Swedish insurer Skandia has carried the torch for unit linked pension plans in Denmark, a country traditionally more comfortable with the system of guaranteed returns.
In 1998 Skandia established SkandiaLink to sell unit-linked policies to a market that did not then exist. Gerner Abildtrup, director of SkandiaLink, recalls: “Unit linked as a concept was quite new in the Danish market. People were unused to equities, and this is measured by the fact that Denmark is the largest market for bonds per capita”.

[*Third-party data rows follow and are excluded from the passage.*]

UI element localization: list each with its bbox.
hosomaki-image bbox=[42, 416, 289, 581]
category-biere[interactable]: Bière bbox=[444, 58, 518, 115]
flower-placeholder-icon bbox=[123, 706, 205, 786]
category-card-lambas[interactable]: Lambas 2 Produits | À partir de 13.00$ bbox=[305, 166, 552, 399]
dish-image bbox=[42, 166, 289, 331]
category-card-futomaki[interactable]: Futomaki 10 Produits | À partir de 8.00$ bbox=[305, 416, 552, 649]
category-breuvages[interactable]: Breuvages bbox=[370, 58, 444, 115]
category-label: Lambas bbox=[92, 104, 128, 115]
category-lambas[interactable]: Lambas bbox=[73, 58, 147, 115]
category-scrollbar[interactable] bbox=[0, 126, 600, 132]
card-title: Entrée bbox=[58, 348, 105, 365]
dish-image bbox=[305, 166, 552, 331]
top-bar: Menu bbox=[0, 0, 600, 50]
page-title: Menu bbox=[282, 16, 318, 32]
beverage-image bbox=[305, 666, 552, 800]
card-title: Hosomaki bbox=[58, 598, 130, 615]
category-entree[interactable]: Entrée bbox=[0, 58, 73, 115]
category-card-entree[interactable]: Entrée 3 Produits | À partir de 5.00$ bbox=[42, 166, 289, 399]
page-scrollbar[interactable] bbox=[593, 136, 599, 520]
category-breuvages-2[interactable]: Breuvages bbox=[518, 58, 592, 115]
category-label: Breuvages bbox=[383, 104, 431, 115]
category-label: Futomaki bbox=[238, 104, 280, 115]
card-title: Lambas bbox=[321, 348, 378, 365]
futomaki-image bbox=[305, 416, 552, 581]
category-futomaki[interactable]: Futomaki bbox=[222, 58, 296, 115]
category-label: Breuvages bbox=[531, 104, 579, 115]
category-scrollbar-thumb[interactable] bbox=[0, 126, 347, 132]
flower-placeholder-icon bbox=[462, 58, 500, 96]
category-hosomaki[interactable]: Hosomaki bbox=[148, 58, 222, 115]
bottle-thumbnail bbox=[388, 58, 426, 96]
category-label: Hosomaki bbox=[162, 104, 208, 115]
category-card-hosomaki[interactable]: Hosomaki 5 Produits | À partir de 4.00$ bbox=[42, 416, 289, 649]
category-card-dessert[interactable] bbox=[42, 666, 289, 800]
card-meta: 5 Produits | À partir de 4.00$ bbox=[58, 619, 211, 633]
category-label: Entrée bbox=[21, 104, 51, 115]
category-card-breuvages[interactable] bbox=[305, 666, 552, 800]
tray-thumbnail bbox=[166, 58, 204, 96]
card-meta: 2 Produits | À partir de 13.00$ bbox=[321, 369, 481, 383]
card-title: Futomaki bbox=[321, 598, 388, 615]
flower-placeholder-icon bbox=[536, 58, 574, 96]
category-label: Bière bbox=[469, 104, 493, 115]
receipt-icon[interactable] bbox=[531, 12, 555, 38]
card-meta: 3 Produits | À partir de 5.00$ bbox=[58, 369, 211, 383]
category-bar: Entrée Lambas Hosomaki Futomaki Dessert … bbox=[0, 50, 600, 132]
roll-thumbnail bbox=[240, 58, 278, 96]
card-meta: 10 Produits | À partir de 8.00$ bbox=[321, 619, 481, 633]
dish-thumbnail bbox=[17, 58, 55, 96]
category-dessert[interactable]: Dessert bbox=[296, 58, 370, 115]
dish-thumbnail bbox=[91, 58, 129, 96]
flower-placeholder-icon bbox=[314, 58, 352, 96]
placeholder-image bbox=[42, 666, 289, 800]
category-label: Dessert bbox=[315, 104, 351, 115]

The lack of an equity culture discouraged the provision of any real investment choice, he says. “The portfolio investment was common to all companies. When one company had a split of 35% in equities and 65% in bonds, the other company had exactly the same profile. So the returns over five to 10 years were almost precisely the same. When we introduced the unit-linked company and the possibility to go up to 100% in equity-based funds, it opened people’s eyes.”
The Danish pensions market was also less interested in returns than costs and price, he says. “The traditional Danish life and pension system was concerned with competing on price, and the dominant players had a strategy of reducing costs and the price for risk coverage. Therefore the market was educated only to talk about cost and price. How companies invested their savings was completely absent from the minds of the brokers.”
Before it sold any products, SkandiaLink had to sell the idea that unit- linked schemes could produce higher returns. That meant educating the brokers, says Abildtrup. “There was no tradition of being a player in the corporate pensions plans market and we did not have any relations with the brokers.”
Another strategy was to appeal directly to the public, he says. “We lobbied the financial press to explain why the traditional life insurance system with the long-term guaranteed interest rates were not that compatible to long term investing.”
These combined initiatives paid off. SkandiaLink now dominates the unit-linked market, although the large Danish insurers have entered the field with their own products.
Skandia has hedged its bets with a pensions product to appeal to the more cautious investor, the BonusPension. Skandia BonusPension was launched last year as a with profits alternative to the unit-linked product.
“It is pitched midway between a genuine or pure unit-linked and the traditional life insurance system in Denmark,” says Abildtrup. “Both products are in exactly the same pensions market. So our mission is to get out to the decision-makers in the companies and explain if you have this profile you may prefer the unit-linked model or if you have this profile you will be more attracted to the with profits model.”
People can switch between the two once a year at no cost, he says. “With the stock market we have today, people may want to stay with the with profits style pension for the time being. But when the market changes they can switch into the unit-linked model. If the employer has a contract with Skandia through a broker, the employee will have three options – unit-linked, with profits or a fifty-fifty split between the two.”
Currently, Skandia’s 60% of Skandia’s pension business is with profits and 40% unit-linked.
SkandiaLink has added a feather to its cap with the business of Novo Nordisk, a Danish health care company with 14,000 employees. “They have to take an element of the traditional life insurance system but they have an option for a certain amount of the contribution to choose between unit-linked and traditional life insurance,” says Abildtrup
It has also gained the interest of AP. Møller, the shipping and transportation company, which also approached them for a quotation on the costs of a unit-linked option to its corporate pension scheme.